A better idea is to introduce a data structure that statically encodes the invariant that the element belongs to the list:
data EltInList a = EltInList { _inList :: [a], _point :: a }
deriving (Show,Eq)
eltOf :: EltInList a -> a
listElts :: [a] -> [EltInList a]
listElts l = zipWith EltInList (repeat l) l
If this type is made opaque in the API then we can now write our function with signature
f :: EltInList a -> [a]
which statically enforces the invariant of a substructure (in this case an element) belonging to a larger structure. What is the pattern for other container types? Well, suppose the problem is to implement functions like
f :: g a -> a -> g a
while ensuring that the second argument belongs to the container of type g a.
data EltIn g a = EltIn { _in :: g a, _point :: a }
deriving (Show,Eq)
To implement listElts, it is certainly enough to have a Foldable g:
instance (Foldable g) => listElts :: g a -> [EltIn g a]

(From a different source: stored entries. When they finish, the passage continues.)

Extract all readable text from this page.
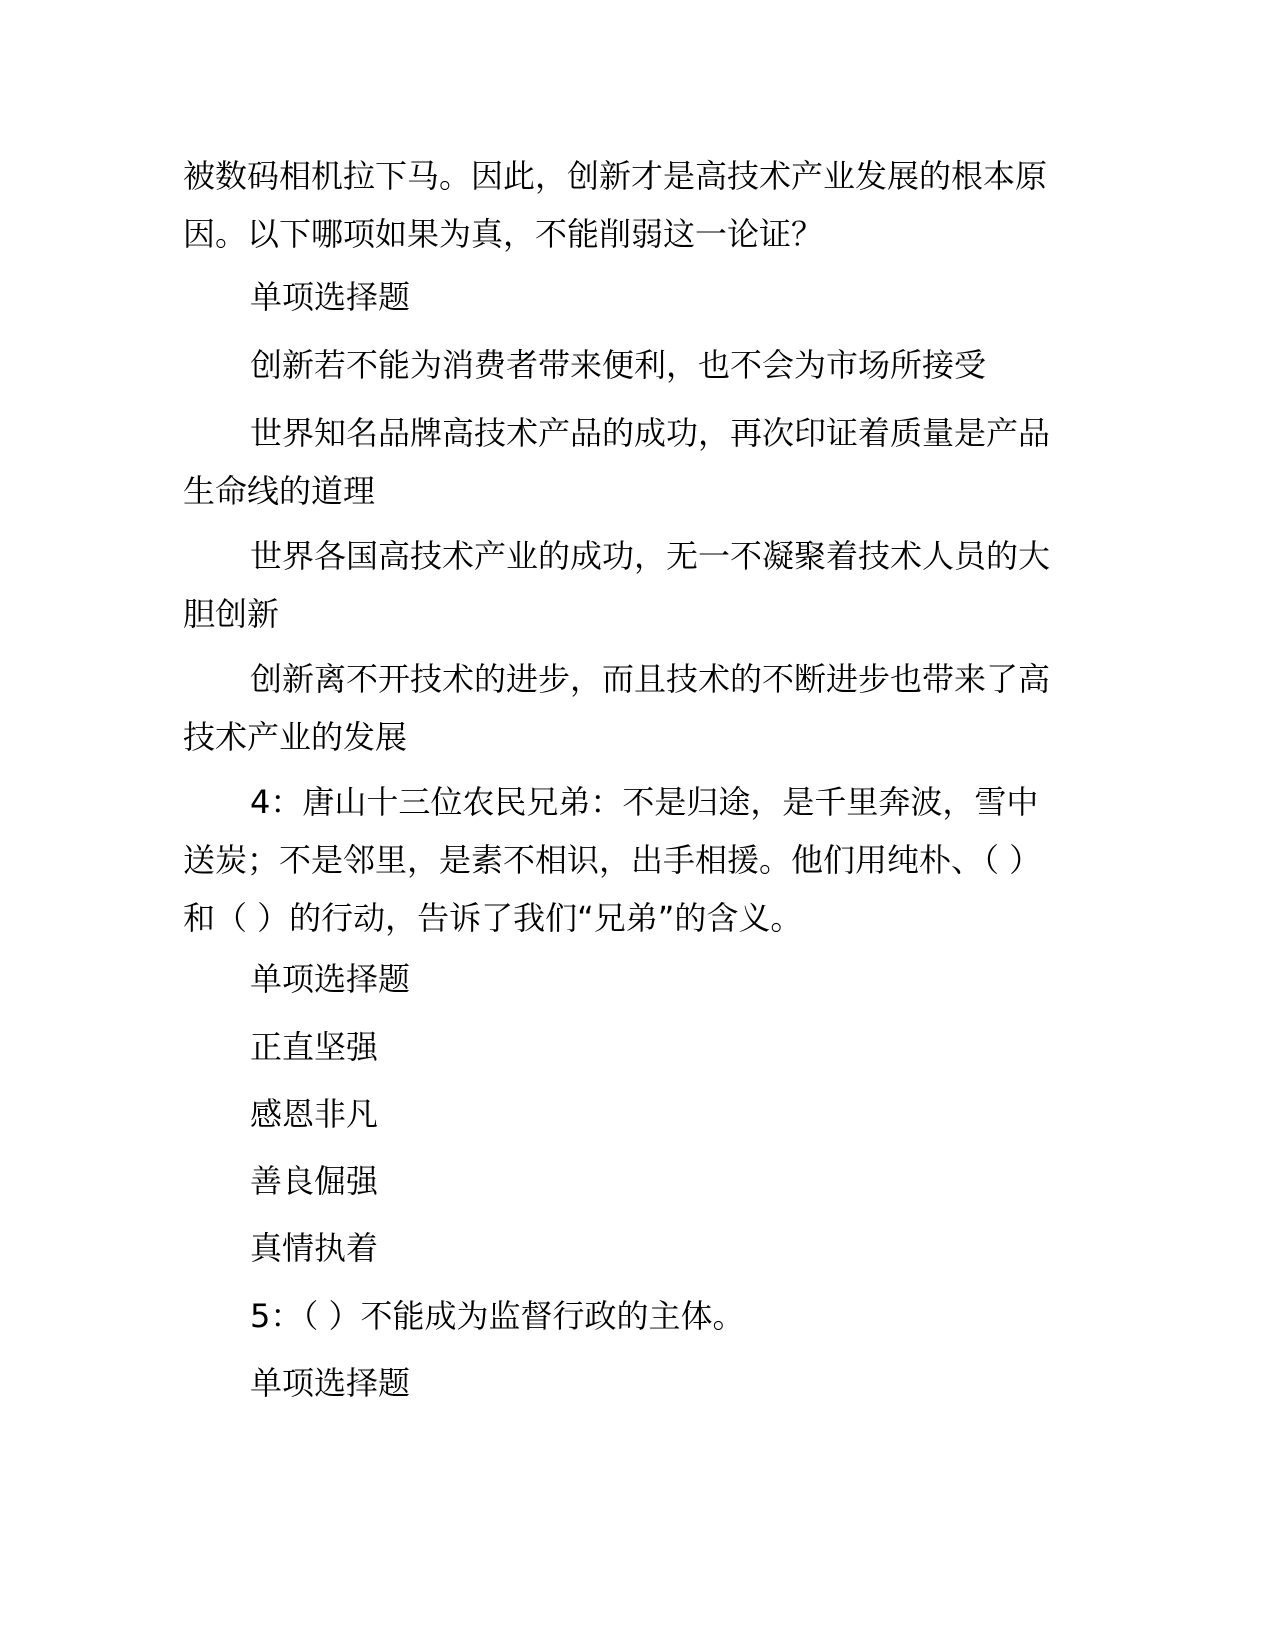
被数码相机拉下马。因此，创新才是高技术产业发展的根本原
因。以下哪项如果为真，不能削弱这一论证？

单项选择题

创新若不能为消费者带来便利，也不会为市场所接受

世界知名品牌高技术产品的成功，再次印证着质量是产品
生命线的道理

世界各国高技术产业的成功，无一不凝聚着技术人员的大
胆创新

创新离不开技术的进步，而且技术的不断进步也带来了高
技术产业的发展

4：唐山十三位农民兄弟：不是归途，是千里奔波，雪中
送炭；不是邻里，是素不相识，出手相援。他们用纯朴、（ ）
和（ ）的行动，告诉了我们“兄弟”的含义。

单项选择题

正直坚强

感恩非凡

善良倔强

真情执着

5：（ ）不能成为监督行政的主体。

单项选择题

listElts as = zipWith EltIn (repeat as) (toList as)
listElts [1,2,3]
> [EltIn {_in = [1,2,3], _point = 1}, EltIn {_in = [1,2,3], _point =
> 2}, EltIn {_in = [1,2,3], _point = 3}]
Now we are free to pass EltIn g a inhabitants to our functions to statically
enforce the element membership property (assuming listElts is the only way to
construct the inhabitants, of course). It’s great that we can go so quickly from
a specific case for lists to the general case for arbitrary Foldables.